In $\Delta ABC,$ side $AC$ and the perpendicular bisector of $BC$ meet at $D$, where $BD$ bisects $\angle ABC$.

Let $E=(0,0)$, $B=(-\alpha,0)$, $C=(\alpha,0)$, $D=(0,\beta)$. Then we have $$\alpha^2+\beta^2=7^2=49,\quad\tan \angle ACB=\frac{\beta}{\alpha}\in(0,\sqrt3).$$ Let $t=\tan \angle ACB$, then $$y_{AB}=\frac{2t}{1-t^2}(x+\alpha),\quad y_{AC}=-tx+\beta.$$ And we have $$A=\left(-\alpha\frac{1+t^2}{3-t^2},\alpha\frac{4t}{3-t^2}\right),\quad |AB|=2\alpha\frac{1+t^2}{3-t^2}.$$ Thus, the area \begin{align} S_{\triangle ABD} &= \frac12|AB|\cdot|DE|\\ &=\alpha\beta\frac{1+t^2}{3-t^2}\\ &=\frac{49t}{3-t^2}\in(0,\infty). \end{align} If you have some other conditions such that $\frac{t}{3-t^2}=\sqrt5$, then $a=49$. If not, $a$ can be any positive real number.

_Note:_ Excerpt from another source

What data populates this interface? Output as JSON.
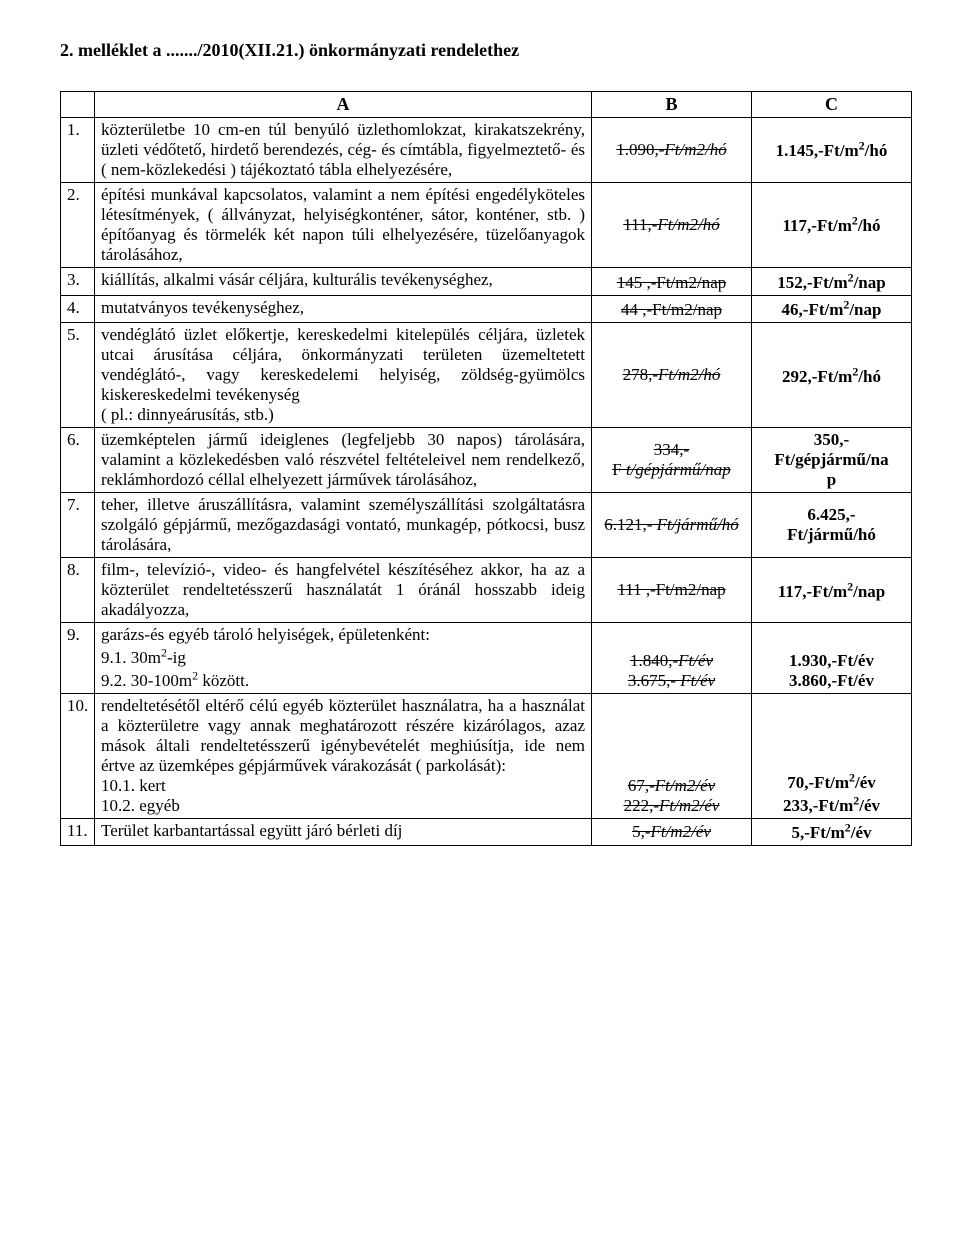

Note:- As others mentioned, this question was unsolvable before because there can be infinitely many such triangles. I also realized that is true because I missed a small detail that $AD = 9$. Sorry for the inconvenience. I also figured out how to solve this now.

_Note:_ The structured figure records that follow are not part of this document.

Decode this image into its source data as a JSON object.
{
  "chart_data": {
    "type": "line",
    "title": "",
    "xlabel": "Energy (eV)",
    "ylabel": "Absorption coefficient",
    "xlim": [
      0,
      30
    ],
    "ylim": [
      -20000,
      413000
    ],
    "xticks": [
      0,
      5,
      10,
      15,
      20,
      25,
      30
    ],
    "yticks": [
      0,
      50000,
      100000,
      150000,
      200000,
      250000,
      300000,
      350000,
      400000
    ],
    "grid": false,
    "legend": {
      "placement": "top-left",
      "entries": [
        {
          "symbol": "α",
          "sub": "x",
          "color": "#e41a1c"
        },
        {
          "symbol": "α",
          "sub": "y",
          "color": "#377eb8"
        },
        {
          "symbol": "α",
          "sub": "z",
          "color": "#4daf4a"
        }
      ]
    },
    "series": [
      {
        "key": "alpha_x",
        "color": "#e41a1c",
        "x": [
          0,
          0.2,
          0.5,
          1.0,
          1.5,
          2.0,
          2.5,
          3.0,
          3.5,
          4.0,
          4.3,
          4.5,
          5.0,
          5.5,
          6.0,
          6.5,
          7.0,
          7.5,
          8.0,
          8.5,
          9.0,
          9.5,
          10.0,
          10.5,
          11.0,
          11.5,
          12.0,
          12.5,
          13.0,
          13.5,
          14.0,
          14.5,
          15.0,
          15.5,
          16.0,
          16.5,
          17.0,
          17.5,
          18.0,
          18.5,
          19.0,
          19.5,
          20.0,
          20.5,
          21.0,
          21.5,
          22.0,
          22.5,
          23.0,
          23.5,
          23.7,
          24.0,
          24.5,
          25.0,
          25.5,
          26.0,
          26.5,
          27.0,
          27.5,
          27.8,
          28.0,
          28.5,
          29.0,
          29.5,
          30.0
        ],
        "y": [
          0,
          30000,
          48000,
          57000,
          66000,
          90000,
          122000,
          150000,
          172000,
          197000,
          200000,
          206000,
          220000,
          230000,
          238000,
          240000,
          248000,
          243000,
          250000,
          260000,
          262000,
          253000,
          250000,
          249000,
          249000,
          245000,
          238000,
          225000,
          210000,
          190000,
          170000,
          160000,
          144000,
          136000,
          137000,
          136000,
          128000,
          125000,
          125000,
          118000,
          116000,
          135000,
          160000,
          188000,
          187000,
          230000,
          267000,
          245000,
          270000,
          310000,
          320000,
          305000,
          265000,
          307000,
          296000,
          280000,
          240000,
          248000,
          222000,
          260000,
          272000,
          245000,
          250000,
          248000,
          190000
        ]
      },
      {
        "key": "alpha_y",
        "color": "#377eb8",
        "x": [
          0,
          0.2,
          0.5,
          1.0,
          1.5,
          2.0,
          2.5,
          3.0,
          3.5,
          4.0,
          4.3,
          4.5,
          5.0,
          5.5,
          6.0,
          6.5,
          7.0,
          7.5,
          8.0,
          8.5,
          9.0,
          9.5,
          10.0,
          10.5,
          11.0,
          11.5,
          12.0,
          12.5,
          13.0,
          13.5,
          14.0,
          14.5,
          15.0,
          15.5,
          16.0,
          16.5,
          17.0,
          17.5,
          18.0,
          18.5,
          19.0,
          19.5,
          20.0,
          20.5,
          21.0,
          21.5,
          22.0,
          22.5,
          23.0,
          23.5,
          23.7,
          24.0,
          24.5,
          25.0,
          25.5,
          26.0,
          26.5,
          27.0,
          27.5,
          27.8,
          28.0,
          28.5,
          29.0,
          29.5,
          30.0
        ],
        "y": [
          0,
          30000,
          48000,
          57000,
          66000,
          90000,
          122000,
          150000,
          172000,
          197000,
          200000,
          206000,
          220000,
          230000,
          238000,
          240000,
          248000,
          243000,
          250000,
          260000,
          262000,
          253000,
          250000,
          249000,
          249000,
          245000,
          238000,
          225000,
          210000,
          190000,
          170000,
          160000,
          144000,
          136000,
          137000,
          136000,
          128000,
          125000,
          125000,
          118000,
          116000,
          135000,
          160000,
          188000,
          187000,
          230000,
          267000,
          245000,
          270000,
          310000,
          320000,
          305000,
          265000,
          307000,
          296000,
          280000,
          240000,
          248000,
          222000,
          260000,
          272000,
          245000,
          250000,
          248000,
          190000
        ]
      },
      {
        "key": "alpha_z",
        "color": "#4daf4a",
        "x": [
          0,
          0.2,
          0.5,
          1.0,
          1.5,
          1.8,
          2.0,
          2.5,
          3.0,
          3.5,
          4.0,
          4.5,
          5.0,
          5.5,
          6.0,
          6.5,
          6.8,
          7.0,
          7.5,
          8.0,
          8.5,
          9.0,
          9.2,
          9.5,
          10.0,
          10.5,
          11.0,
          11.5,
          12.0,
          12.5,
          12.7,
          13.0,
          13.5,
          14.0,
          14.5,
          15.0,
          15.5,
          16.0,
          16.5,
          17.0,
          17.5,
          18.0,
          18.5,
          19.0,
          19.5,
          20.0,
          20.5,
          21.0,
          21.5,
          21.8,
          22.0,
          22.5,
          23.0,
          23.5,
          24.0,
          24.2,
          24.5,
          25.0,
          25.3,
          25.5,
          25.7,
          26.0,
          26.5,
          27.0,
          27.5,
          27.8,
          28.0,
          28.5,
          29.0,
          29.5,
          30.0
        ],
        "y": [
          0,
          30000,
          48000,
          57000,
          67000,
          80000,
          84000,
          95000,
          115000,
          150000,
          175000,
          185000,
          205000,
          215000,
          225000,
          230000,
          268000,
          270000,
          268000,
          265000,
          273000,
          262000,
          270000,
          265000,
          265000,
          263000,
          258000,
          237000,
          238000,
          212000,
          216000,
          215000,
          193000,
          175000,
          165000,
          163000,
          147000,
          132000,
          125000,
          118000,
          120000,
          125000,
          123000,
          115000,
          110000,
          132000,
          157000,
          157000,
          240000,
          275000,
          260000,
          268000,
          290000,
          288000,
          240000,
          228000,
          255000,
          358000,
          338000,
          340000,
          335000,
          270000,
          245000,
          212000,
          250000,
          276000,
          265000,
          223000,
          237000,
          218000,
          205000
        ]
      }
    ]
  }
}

I had figured out that :- $$\frac{k}{m} = \frac{7}{2n} = \frac{m}{(7+k)}$$ With the new information this becomes :- $$\frac{9}{m} = \frac{7}{2n} = \frac{m}{16}$$

From here, I get $m = 12$ , so I have the lengths of all the sides of $\Delta ABC$.
Now from Heron's Formula I have :- $$[\Delta ABD] = \sqrt{s(s-a)(s-b)(s-c)}$$ $$\rightarrow \sqrt{14 * 2 * 5 * 7}$$ $$\rightarrow \sqrt{980} = 14\sqrt{5}$$ So we have $a = 14$ as our solution.